Ensuite Pie XII jette un regard sur l’avenir :
Si donc, Nous embrassons d’un seul coup d’œil le résultat de ces merveilleuses recherches, Nous voyons qu’il représente non pas tant une conclusion qu’un acheminement vers de nouvelles connaissances et le début de l’ère qui a été dénommée « l’ère atomique ». Jusqu’à ces derniers temps, la science et la technique s’étaient occupées presque exclusivement des problèmes concernant la synthèse et l’analyse des molécules et des composés chimiques ; actuellement, au contraire, l’intérêt se concentre sur l’analyse et sur la synthèse de l’atome et de son noyau. Principalement, les savants ne se donneront pas de trêve aussi longtemps qu’on n’aura pas trouvé le moyen facile et sûr de diriger le processus de scission du noyau atomique, de façon à faire servir ses sources si riches d’énergie aux progrès de la civilisation.
Admirables conquêtes de l’intelligence humaine qui scrute et recherche les lois de la nature, entraînant ainsi l’humanité vers de nouvelles voies ! Pourrait-il y avoir conception plus noble ?
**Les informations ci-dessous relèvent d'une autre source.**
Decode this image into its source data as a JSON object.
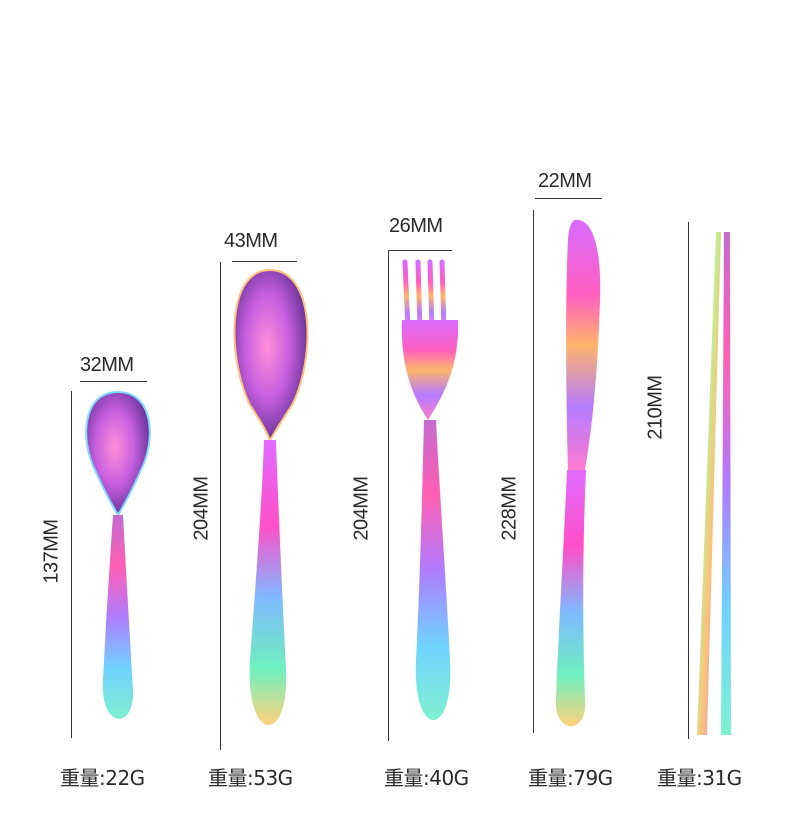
{
  "items": [
    {
      "width": "32MM",
      "length": "137MM",
      "weight": "重量:22G"
    },
    {
      "width": "43MM",
      "length": "204MM",
      "weight": "重量:53G"
    },
    {
      "width": "26MM",
      "length": "204MM",
      "weight": "重量:40G"
    },
    {
      "width": "22MM",
      "length": "228MM",
      "weight": "重量:79G"
    },
    {
      "width": "",
      "length": "210MM",
      "weight": "重量:31G"
    }
  ],
  "colors": {
    "rainbow": [
      "#7fd8ff",
      "#b36bff",
      "#ff4fd2",
      "#ffb36b",
      "#66e0c8"
    ],
    "line": "#333333"
  }
}
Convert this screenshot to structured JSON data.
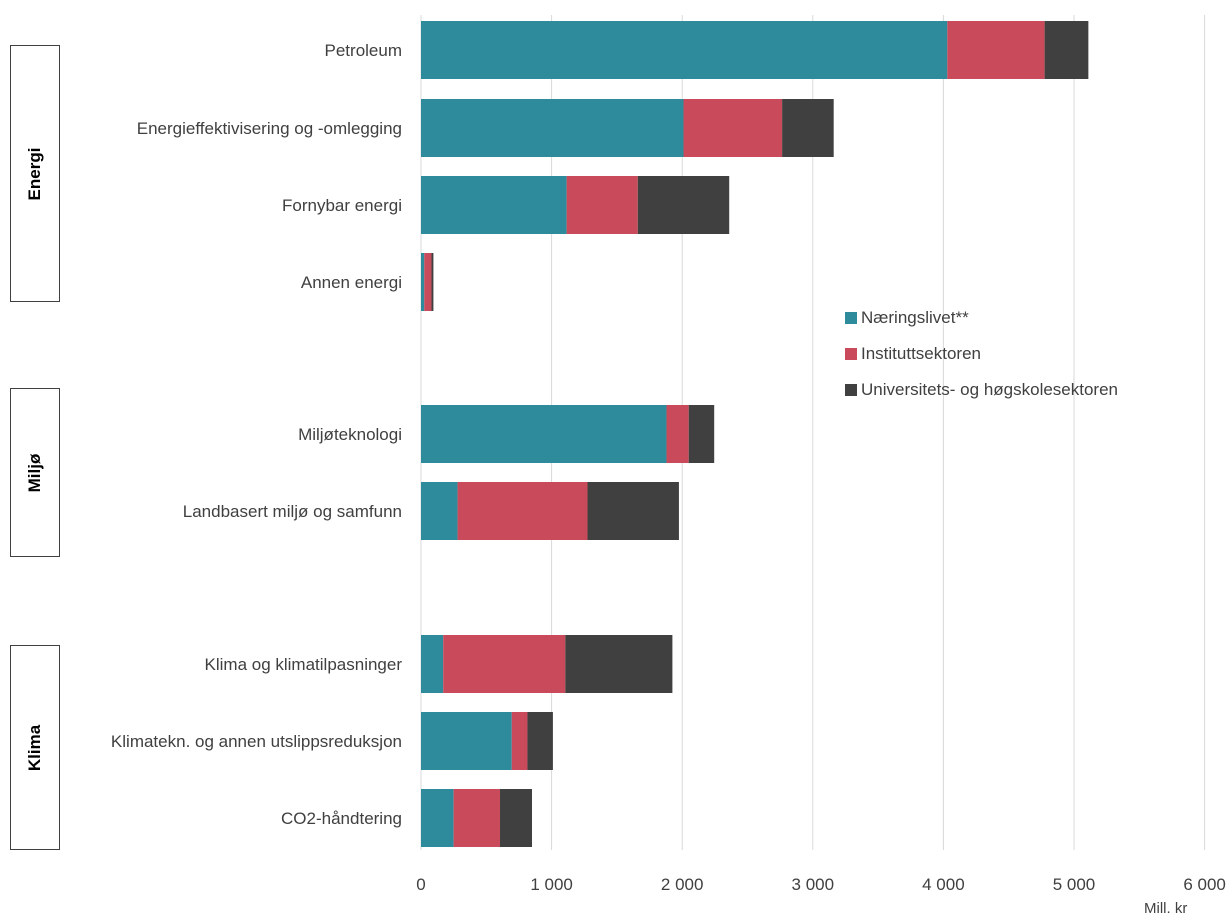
{
  "chart_data": {
    "type": "bar",
    "orientation": "horizontal",
    "stacked": true,
    "unit_label": "Mill. kr",
    "xlim": [
      0,
      6000
    ],
    "x_ticks": [
      "0",
      "1 000",
      "2 000",
      "3 000",
      "4 000",
      "5 000",
      "6 000"
    ],
    "grid": "vertical",
    "legend_placement": "right-middle",
    "groups": [
      {
        "name": "Energi",
        "categories": [
          "Petroleum",
          "Energieffektivisering og -omlegging",
          "Fornybar energi",
          "Annen energi"
        ]
      },
      {
        "name": "Miljø",
        "categories": [
          "Miljøteknologi",
          "Landbasert miljø og samfunn"
        ]
      },
      {
        "name": "Klima",
        "categories": [
          "Klima og klimatilpasninger",
          "Klimatekn. og annen utslippsreduksjon",
          "CO2-håndtering"
        ]
      }
    ],
    "categories": [
      "Petroleum",
      "Energieffektivisering og -omlegging",
      "Fornybar energi",
      "Annen energi",
      "Miljøteknologi",
      "Landbasert miljø og samfunn",
      "Klima og klimatilpasninger",
      "Klimatekn. og annen utslippsreduksjon",
      "CO2-håndtering"
    ],
    "series": [
      {
        "name": "Næringslivet**",
        "color": "#2E8B9C",
        "values": [
          4030,
          2010,
          1115,
          25,
          1880,
          280,
          170,
          695,
          250
        ]
      },
      {
        "name": "Instituttsektoren",
        "color": "#C94A5A",
        "values": [
          745,
          755,
          545,
          55,
          170,
          995,
          935,
          120,
          355
        ]
      },
      {
        "name": "Universitets- og høgskolesektoren",
        "color": "#404040",
        "values": [
          335,
          395,
          700,
          15,
          195,
          700,
          820,
          195,
          245
        ]
      }
    ]
  }
}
L’ordre que les savants découvrent dans la nature n’est pas le fait des hommes mais de Dieu :
Mais loi dit ordre ; et la loi universelle dit ordre dans les grandes choses comme dans les petites. C’est un ordre que votre intelligence et votre main retrouvent dérivant directement des tendances intimes renfermées dans les choses naturelles ; ordre que nulle chose ne peut créer ou se donner par elle-même, pas plus qu’elle ne peut donner l’être ; ordre qui dit Raison ordonnatrice dans un esprit, qui a créé l’univers et de qui « dépendent le ciel et toute la nature » (Dante, Divine Comédie, Paradis XXVIII, 42) ; ordre qu’ont reçu avec l’être ces tendances et ces énergies et avec lequel, les unes et les autres collaborent à un monde bien ordonné. Ce merveilleux ensemble des lois naturelles, que l’esprit humain a découvert grâce à une inlassable observation et à une étude approfondie et que vous continuez à rechercher toujours davantage, ajoutant victoire à victoire sur les occultes résistances des forces de la nature, qu’est-il, sinon une pâle et imparfaite image de la grande idée et du grand dessein divins, conçus dans l’esprit créateur de Dieu, comme une loi de cet univers, depuis les jours de son éternité ? Alors dans l’inépuisable pensée de sa sagesse, il préparait les cieux et la terre : berceau de l’univers créé également par lui, il imprimait au temps et aux siècles le mouvement et leur vol, et appelait à l’existence, à la vie et à l’action, toutes les choses suivant leur espèce et leur genre, jusqu’au plus impondérable atome. Avec combien de raison, toute intelligence comme la nôtre, contemplant et pénétrant les cieux et examinant les astres et la terre, ne doit-elle pas s’écrier en se tournant vers Dieu « Omnia in mensura et numero et pondere posuisti ! » Vous avez tout réglé avec mesure, avec nombre et avec poids. (Sap. XI, 21.) Ne sentez-vous pas en votre âme que le firmament qui nous enveloppe et le globe que nous foulons aux pieds racontent, grâce à vos télescopes, à vos microscopes, à vos balances, à vos mètres, à vos appareils multiples, la gloire de Dieu et reflètent à vos yeux un rayon de cette sagesse incréée, qui attingit a fine usque ad finem fortiter, et disponit omnia suaviter. La sagesse atteint avec force d’une extrémité du monde à l’autre, et dispose tout avec douceur. (Sap. VIII, I.)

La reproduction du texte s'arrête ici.